The initial processing of stones consists of rough-hewing them with steel tools: cutting up the stone, which is done with plates of sheet iron. Sometimes, especially in the case of round items, the round shape is drilled using a pipe or cylinder of sheet iron driven by a machine. The cavities in round items are also drilled out using such tubes. Abrasive and water are frequently applied to both the saws and the drill bits.

After a stone has thus been given its first rough appearance, it is gradually brought to its true shape, first on a machine where it is pressed by screws onto rotating wooden wheels that are also constantly moistened with abrasive and water.

If an item is round, then the stone is then attached at the centre and made to rotate, being gradually given its final form by wooden, then iron rasps or grindstones. Items of various rounded shapes, oval, flat, angular and so on, are processed for the most part using cams called rockers, then finished by hand.

When all parts of the piece match the template, they begin grinding and polishing. The former is also done with abrasive, but of a finer sort than before. Then, right before polishing, the entire piece is ground with the finest abrasive. Polishing is performed by tin rasps and wheels with a fine tooth. Round items are polished while rotating. Flat and other shaped items are ground and polished by hand.

For pieces that are to be carved in the form of a bas-relief, a wax model is first made from the design, then the figures are drawn onto the stone with a copper stylus. They are marked out with a fine chisel and after that figures are worked using machines. In this case too the figure is ground and polished by hand as described above.

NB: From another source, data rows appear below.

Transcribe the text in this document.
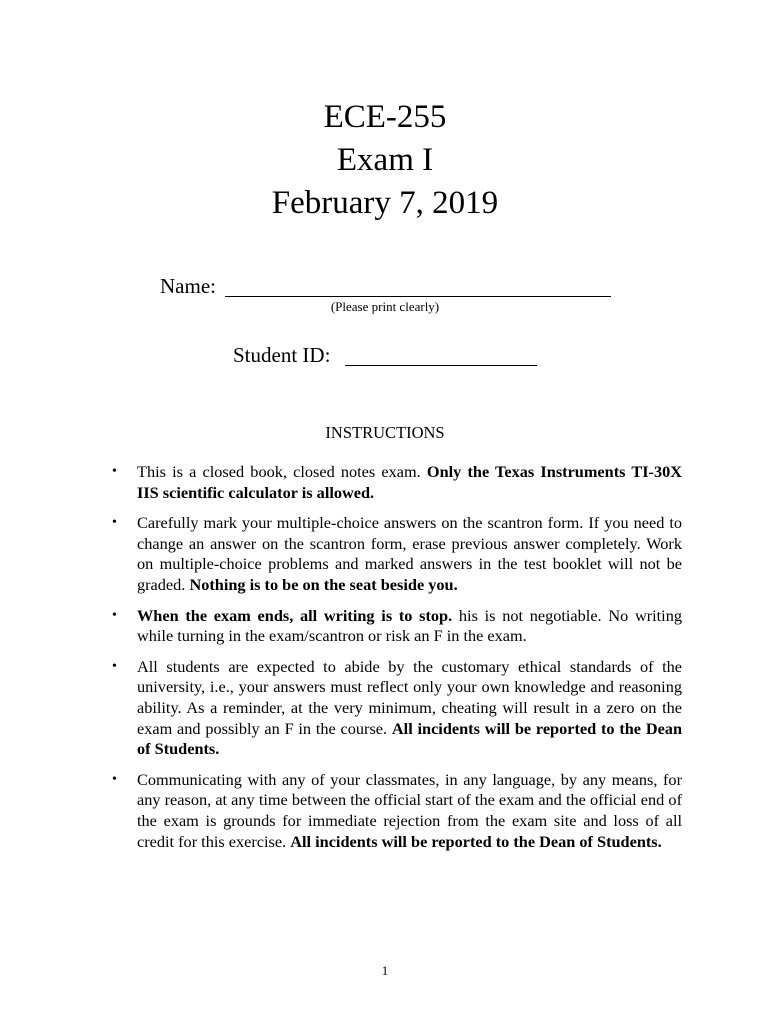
ECE-255
Exam I
February 7, 2019
Name:
(Please print clearly)
Student ID:
INSTRUCTIONS
• This is a closed book, closed notes exam. Only the Texas Instruments TI-30X IIS scientific calculator is allowed.
• Carefully mark your multiple-choice answers on the scantron form. If you need to change an answer on the scantron form, erase previous answer completely. Work on multiple-choice problems and marked answers in the test booklet will not be graded. Nothing is to be on the seat beside you.
• When the exam ends, all writing is to stop. his is not negotiable. No writing while turning in the exam/scantron or risk an F in the exam.
• All students are expected to abide by the customary ethical standards of the university, i.e., your answers must reflect only your own knowledge and reasoning ability. As a reminder, at the very minimum, cheating will result in a zero on the exam and possibly an F in the course. All incidents will be reported to the Dean of Students.
• Communicating with any of your classmates, in any language, by any means, for any reason, at any time between the official start of the exam and the official end of the exam is grounds for immediate rejection from the exam site and loss of all credit for this exercise. All incidents will be reported to the Dean of Students.
1
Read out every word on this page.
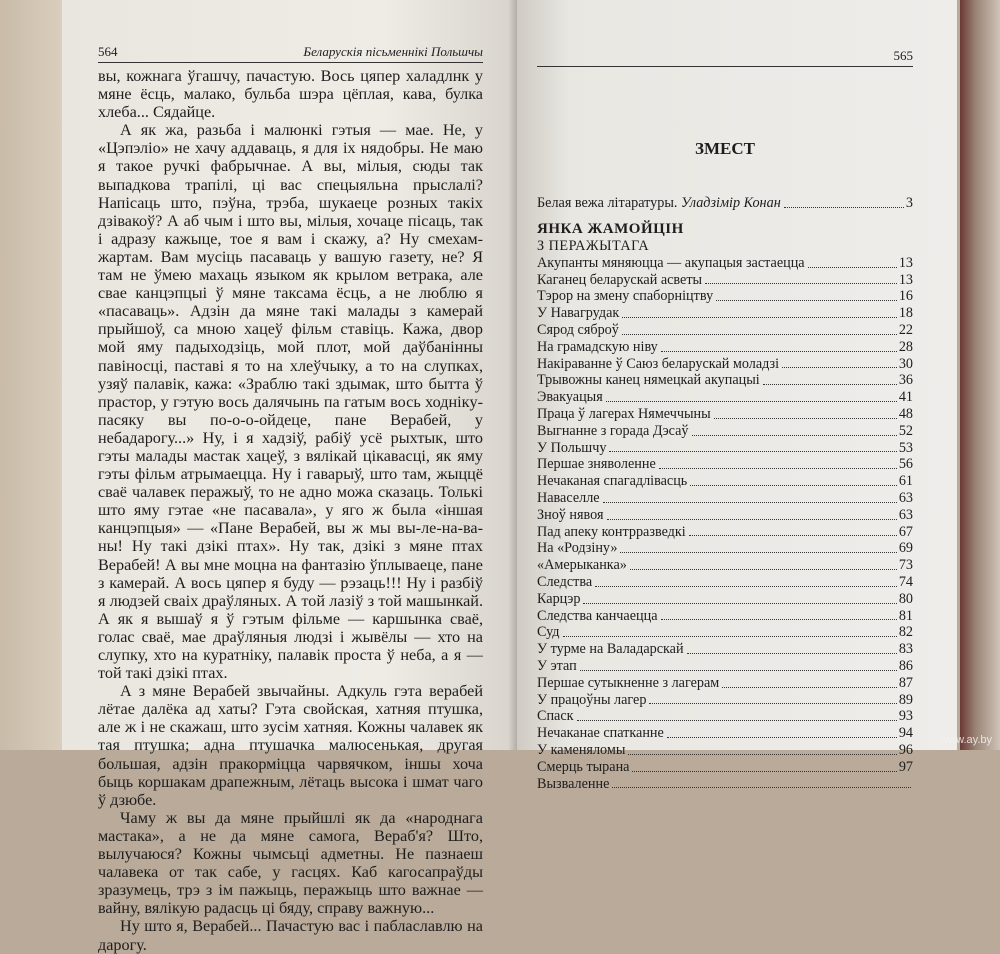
564	Беларускія пісьменнікі Польшчы

вы, кожнага ўгашчу, пачастую. Вось цяпер халадлнк у мяне ёсць, малако, бульба шэра цёплая, кава, булка хлеба... Сядайце.

А як жа, разьба і малюнкі гэтыя — мае. Не, у «Цэпэліо» не хачу аддаваць, я для іх нядобры. Не маю я такое ручкі фабрычнае. А вы, мілыя, сюды так выпадкова трапілі, ці вас спецыяльна прыслалі? Напісаць што, пэўна, трэба, шукаеце розных такіх дзівакоў? А аб чым і што вы, мілыя, хочаце пісаць, так і адразу кажыце, тое я вам і скажу, а? Ну смехам-жартам. Вам мусіць пасаваць у вашую газету, не? Я там не ўмею махаць языком як крылом ветрака, але свае канцэпцыі ў мяне таксама ёсць, а не люблю я «пасаваць». Адзін да мяне такі малады з камерай прыйшоў, са мною хацеў фільм ставіць. Кажа, двор мой яму падыходзіць, мой плот, мой даўбанінны павіносці, паставі я то на хлеўчыку, а то на слупках, узяў палавік, кажа: «Зраблю такі здымак, што бытта ў прастор, у гэтую вось далячынь па гатым вось ходнікy-пасяку вы по-о-о-ойдеце, пане Верабей, у небадарогу...» Ну, і я хадзіў, рабіў усё рыхтык, што гэты малады мастак хацеў, з вялікай цікавасці, як яму гэты фільм атрымаецца. Ну і гаварыў, што там, жыццё сваё чалавек перажыў, то не адно можа сказаць. Толькі што яму гэтае «не пасавала», у яго ж была «іншая канцэпцыя» — «Пане Верабей, вы ж мы вы-ле-на-ва-ны! Ну такі дзікі птах». Ну так, дзікі з мяне птах Верабей! А вы мне моцна на фантазію ўплываеце, пане з камерай. А вось цяпер я буду — рэзаць!!! Ну і разбіў я людзей сваіх драўляных. А той лазіў з той машынкай. А як я вышаў я ў гэтым фільме — каршынка сваё, голас сваё, мае драўляныя людзі і жывёлы — хто на слупку, хто на куратніку, палавік проста ў неба, а я — той такі дзікі птах.

А з мяне Верабей звычайны. Адкуль гэта верабей лётае далёка ад хаты? Гэта свойская, хатняя птушка, але ж і не скажаш, што зусім хатняя. Кожны чалавек як тая птушка; адна птушачка малюсенькая, другая большая, адзін пракорміцца чарвячком, іншы хоча быць коршакам драпежным, лётаць высока і шмат чаго ў дзюбе.

Чаму ж вы да мяне прыйшлі як да «народнага мастака», а не да мяне самога, Вераб'я? Што, вылучаюся? Кожны чымсьці адметны. Не пазнаеш чалавека от так сабе, у гасцях. Каб кагосапраўды зразумець, трэ з ім пажыць, перажыць што важнае — вайну, вялікую радасць ці бяду, справу важную...

Ну што я, Верабей... Пачастую вас і паблаславлю на дарогу.

565
ЗМЕСТ
Белая вежа літаратуры. Уладзімір Конан	3
ЯНКА ЖАМОЙЦІН
З ПЕРАЖЫТАГА
Акупанты мяняюцца — акупацыя застаецца	13
Каганец беларускай асветы	13
Тэрор на змену спаборніцтву	16
У Навагрудак	18
Сярод сяброў	22
На грамадскую ніву	28
Накіраванне ў Саюз беларускай моладзі	30
Трывожны канец нямецкай акупацыі	36
Эвакуацыя	41
Праца ў лагерах Нямеччыны	48
Выгнанне з горада Дэсаў	52
У Польшчу	53
Першае зняволенне	56
Нечаканая спагадлівасць	61
Наваселле	63
Зноў нявоя	63
Пад апеку контрразведкі	67
На «Родзіну»	69
«Амерыканка»	73
Следства	74
Карцэр	80
Следства канчаецца	81
Суд	82
У турме на Валадарскай	83
У этап	86
Першае сутыкненне з лагерам	87
У працоўны лагер	89
Спаск	93
Нечаканае спатканне	94
У каменяломы	96
Смерць тырана	97
Вызваленне
www.ay.by
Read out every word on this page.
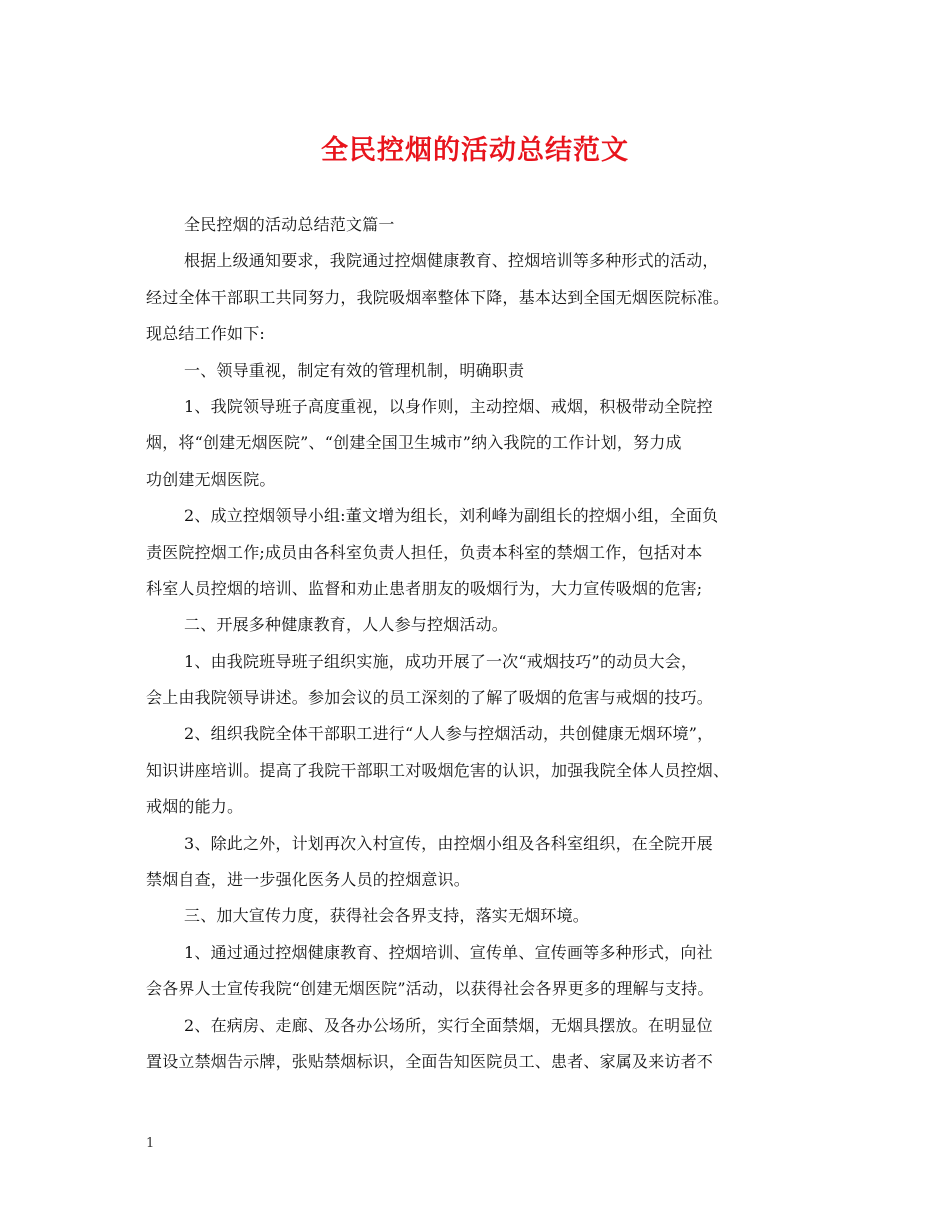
全民控烟的活动总结范文
全民控烟的活动总结范文篇一
根据上级通知要求，我院通过控烟健康教育、控烟培训等多种形式的活动，
经过全体干部职工共同努力，我院吸烟率整体下降，基本达到全国无烟医院标准。
现总结工作如下:
一、领导重视，制定有效的管理机制，明确职责
1、我院领导班子高度重视，以身作则，主动控烟、戒烟，积极带动全院控
烟，将“创建无烟医院”、“创建全国卫生城市”纳入我院的工作计划，努力成
功创建无烟医院。
2、成立控烟领导小组:董文增为组长，刘利峰为副组长的控烟小组，全面负
责医院控烟工作;成员由各科室负责人担任，负责本科室的禁烟工作，包括对本
科室人员控烟的培训、监督和劝止患者朋友的吸烟行为，大力宣传吸烟的危害;
二、开展多种健康教育，人人参与控烟活动。
1、由我院班导班子组织实施，成功开展了一次“戒烟技巧”的动员大会，
会上由我院领导讲述。参加会议的员工深刻的了解了吸烟的危害与戒烟的技巧。
2、组织我院全体干部职工进行“人人参与控烟活动，共创健康无烟环境”，
知识讲座培训。提高了我院干部职工对吸烟危害的认识，加强我院全体人员控烟、
戒烟的能力。
3、除此之外，计划再次入村宣传，由控烟小组及各科室组织，在全院开展
禁烟自查，进一步强化医务人员的控烟意识。
三、加大宣传力度，获得社会各界支持，落实无烟环境。
1、通过通过控烟健康教育、控烟培训、宣传单、宣传画等多种形式，向社
会各界人士宣传我院“创建无烟医院”活动，以获得社会各界更多的理解与支持。
2、在病房、走廊、及各办公场所，实行全面禁烟，无烟具摆放。在明显位
置设立禁烟告示牌，张贴禁烟标识，全面告知医院员工、患者、家属及来访者不
1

Besides the pieces made of whole hard stone, the works also produces composite pieces in malachite and lapis lazuli. For this they first prepare a piece of a particular shape from serpentine, marble or some other hard stone proceeding from the size and purpose of the item. Meanwhile plates [of the mineral] are prepared two or three lines (5–7.5 mm) thick. The malachite or lapis lazuli is sliced using thin sheet iron and finely powdered abrasive. When the form and a sufficient quantity of plates have been prepared, the latter are applied to the former using tin. Each plate is made to fit the next with the finest abrasive using small lead wheels. In doing so, they look to ensure that the patterns and colour of the plates correspond as much as is required. A special mastic incorporating malachite powder is used to fix malachite. Lapis lazuli is ground and polished in exactly the same way as other stones. For shaping and grinding malachite, the abrasive is replaced by whetstone and “English stone”. The former is nothing other than fine-grain sandstone, the latter a type of fine slaty shale. The polishing of malachite also differs from that of hard stone. It is polished first with finely powdered bone ash, then with a powder made from tin scalded with aqua fortis to which a small amount of sulphur is added. Depending on their shape, mosaic items are also processed by rotation or simply by hand.